Pour ce projet, en tout 18 personnes de Danone France ont été mobilisées, venant de plusieurs services
« Il faut être très clair sur l’objectif » souligne-t-elle. Dans le cas du e-shop, l’objectif n’était pas uniquement la vente, ou de permettre aux clients professionnels de recevoir les produits plus facilement, plus rapidement, etc. Il y a toute la notion de service. Il fallait ainsi intégrer toutes les équipes marketing de Danone. « Et il faut trouver les bons sponsors, c’est le plus important. Quand on parle de 17 personnes, c’est 17 personnes pour pousser avec nous le projet. Ce n’était pas une personne du ‘B to B’ qui a lancé le projet. On n’était pas expert du ‘B to B’ chez Danone, on a fait appel à des interlocuteurs externes » insiste-t-elle.
Un projet lancé par l’équipe e-commerce de Danone France
Le projet est parti de l’équipe e-commerce qui a embarqué l’équipe ventes, puis les équipes supply chain et informatique ont été ajoutées. « On ne pouvait pas faire sans l’informatique. C’est là ce que cela a été compliqué de lier la technique avec le business, mais on y est arrivé. Cela a pris plusieurs mois. 70% du succès du site s’est faite sur le choix des bons interlocuteurs chez Danone » relève-t-elle. Si la partie technologique repose sur Salesforce, la livraison des produits est assurée pour sa part en 48 heures par Chronofresh, nouveau partenaire pour Danone et spécialisé dans les produits frais.
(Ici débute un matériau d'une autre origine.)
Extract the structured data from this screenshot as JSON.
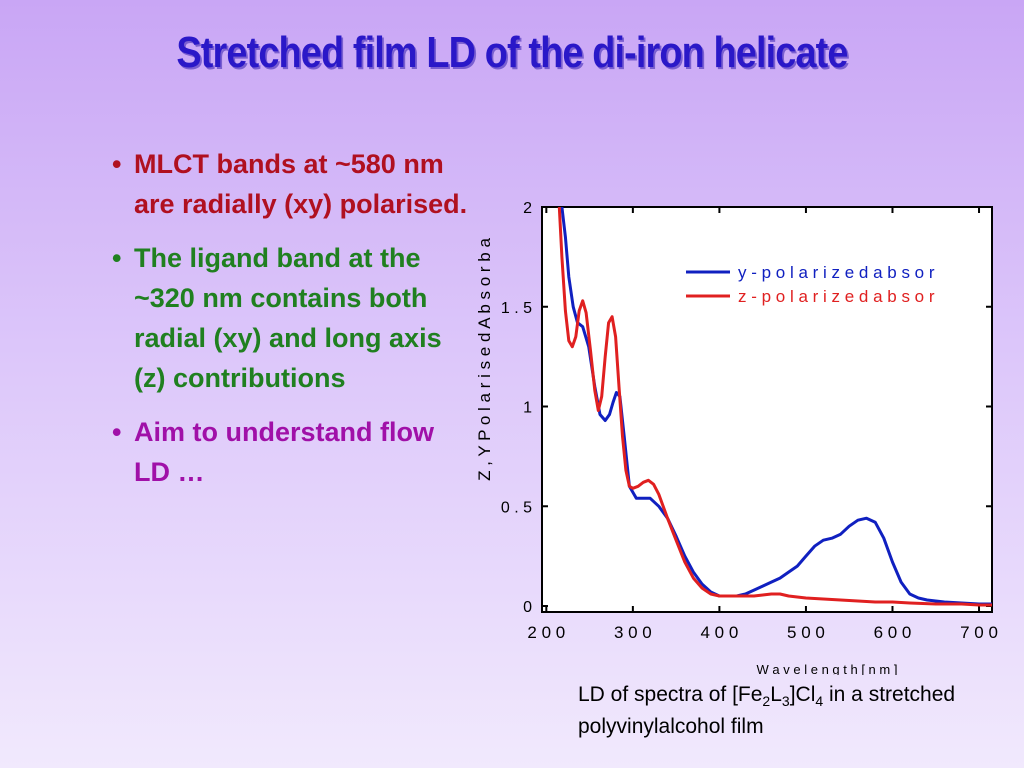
{
  "title": "Stretched film LD of the di-iron helicate",
  "bullets": [
    {
      "text": "MLCT bands at ~580 nm are radially (xy) polarised.",
      "color": "#b01020"
    },
    {
      "text": "The ligand band at the ~320 nm contains both radial (xy) and long axis (z) contributions",
      "color": "#208020"
    },
    {
      "text": "Aim to understand flow LD …",
      "color": "#a010a8"
    }
  ],
  "caption": {
    "prefix": "LD of spectra of [Fe",
    "sub1": "2",
    "mid1": "L",
    "sub2": "3",
    "mid2": "]Cl",
    "sub3": "4",
    "suffix": " in a stretched polyvinylalcohol film"
  },
  "chart_data": {
    "type": "line",
    "xlabel": "W a v e l e n g t h [ n m ]",
    "ylabel": "Z , Y P o l a r i s e d A b s o r b a",
    "xlim": [
      195,
      715
    ],
    "ylim": [
      -0.03,
      2.0
    ],
    "xticks": [
      200,
      300,
      400,
      500,
      600,
      700
    ],
    "xtick_labels": [
      "2 0 0",
      "3 0 0",
      "4 0 0",
      "5 0 0",
      "6 0 0",
      "7 0 0"
    ],
    "yticks": [
      0,
      0.5,
      1,
      1.5,
      2
    ],
    "ytick_labels": [
      "0",
      "0 . 5",
      "1",
      "1 . 5",
      "2"
    ],
    "legend_position": "top-right",
    "series": [
      {
        "name": "y - p o l a r i z e d   a b s o r",
        "color": "#1020c0",
        "x": [
          218,
          222,
          226,
          231,
          236,
          242,
          249,
          256,
          262,
          268,
          273,
          277,
          281,
          285,
          290,
          296,
          304,
          312,
          320,
          330,
          340,
          350,
          360,
          370,
          380,
          390,
          400,
          410,
          420,
          430,
          440,
          450,
          460,
          470,
          480,
          490,
          500,
          510,
          520,
          530,
          540,
          550,
          560,
          570,
          580,
          590,
          600,
          610,
          620,
          630,
          640,
          660,
          680,
          700,
          715
        ],
        "y": [
          2.0,
          1.85,
          1.65,
          1.5,
          1.42,
          1.4,
          1.3,
          1.1,
          0.96,
          0.93,
          0.96,
          1.02,
          1.07,
          1.05,
          0.85,
          0.6,
          0.54,
          0.54,
          0.54,
          0.5,
          0.44,
          0.35,
          0.25,
          0.17,
          0.11,
          0.07,
          0.05,
          0.05,
          0.05,
          0.06,
          0.08,
          0.1,
          0.12,
          0.14,
          0.17,
          0.2,
          0.25,
          0.3,
          0.33,
          0.34,
          0.36,
          0.4,
          0.43,
          0.44,
          0.42,
          0.34,
          0.22,
          0.12,
          0.06,
          0.04,
          0.03,
          0.02,
          0.015,
          0.01,
          0.01
        ]
      },
      {
        "name": "z - p o l a r i z e d   a b s o r",
        "color": "#e02020",
        "x": [
          215,
          218,
          222,
          226,
          230,
          234,
          238,
          242,
          246,
          251,
          256,
          260,
          264,
          268,
          272,
          276,
          280,
          284,
          288,
          292,
          296,
          300,
          306,
          312,
          318,
          324,
          330,
          340,
          350,
          360,
          370,
          380,
          390,
          400,
          410,
          420,
          430,
          440,
          450,
          460,
          470,
          480,
          500,
          520,
          540,
          560,
          580,
          600,
          620,
          650,
          680,
          700,
          715
        ],
        "y": [
          2.0,
          1.75,
          1.48,
          1.33,
          1.3,
          1.35,
          1.48,
          1.53,
          1.47,
          1.28,
          1.08,
          0.98,
          1.05,
          1.25,
          1.42,
          1.45,
          1.35,
          1.1,
          0.85,
          0.68,
          0.6,
          0.59,
          0.6,
          0.62,
          0.63,
          0.61,
          0.56,
          0.44,
          0.33,
          0.22,
          0.14,
          0.09,
          0.06,
          0.05,
          0.05,
          0.05,
          0.05,
          0.05,
          0.055,
          0.06,
          0.06,
          0.05,
          0.04,
          0.035,
          0.03,
          0.025,
          0.02,
          0.02,
          0.015,
          0.01,
          0.01,
          0.005,
          0.005
        ]
      }
    ]
  }
}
« Nous sommes allés chercher 90% de nouveaux clients. Il s’agit de clients que nous n’avions pas dans notre portefeuille de B to B«
Danone France mesure l’intérêt des clients professionnels en analysant le nombre de pages qu’ils regardent et s’ils sont intéressés par les pages sur les services. Danone a pu recruter des coffee shops comme clients, qu’il n’avait pas jusqu’alors. Pour le futur, l’objectif est de recruter 90 000 professionnels clients en 2 ans en France pour le e-shop. Danone France va voir s’il peut ajouter d’autres catégories de produits ainsi que la possibilité d’étendre le projet à d’autres pays, dont d’abord le Royaume Uni et les Etats Unis.
Un déploiement à l’international et via des plateformes de partenaires
Il existe déjà plus de 40 sites e-commerce « D to C » chez Danone, et il s’agira de voir comment harmoniser les sites « B to B » et les sites « D to C », étant donné que les produits sont les mêmes et qu’il il faut que les messages soient les mêmes en « B to B », en « D to C », en quick commerce et en « off line », c’est-à-dire en magasin physique.
Le nouveau circuit défriché par l’e-shop devrait s’insérer dans les plateformes B to B existantes de Danone à l’étranger ou dans de grosses plateformes telles que celle développée par Unilever avec Compra Agora au Brésil. On peut même imaginer que Danone lance ou participe à des places de marché ciblant les professionnels comme celle conçue par Coca-Cola en associant des marques non concurrentes. Ce type de stratégie est soutenu par le français Mirakl, spécialiste de la fabrication technique de places de marché.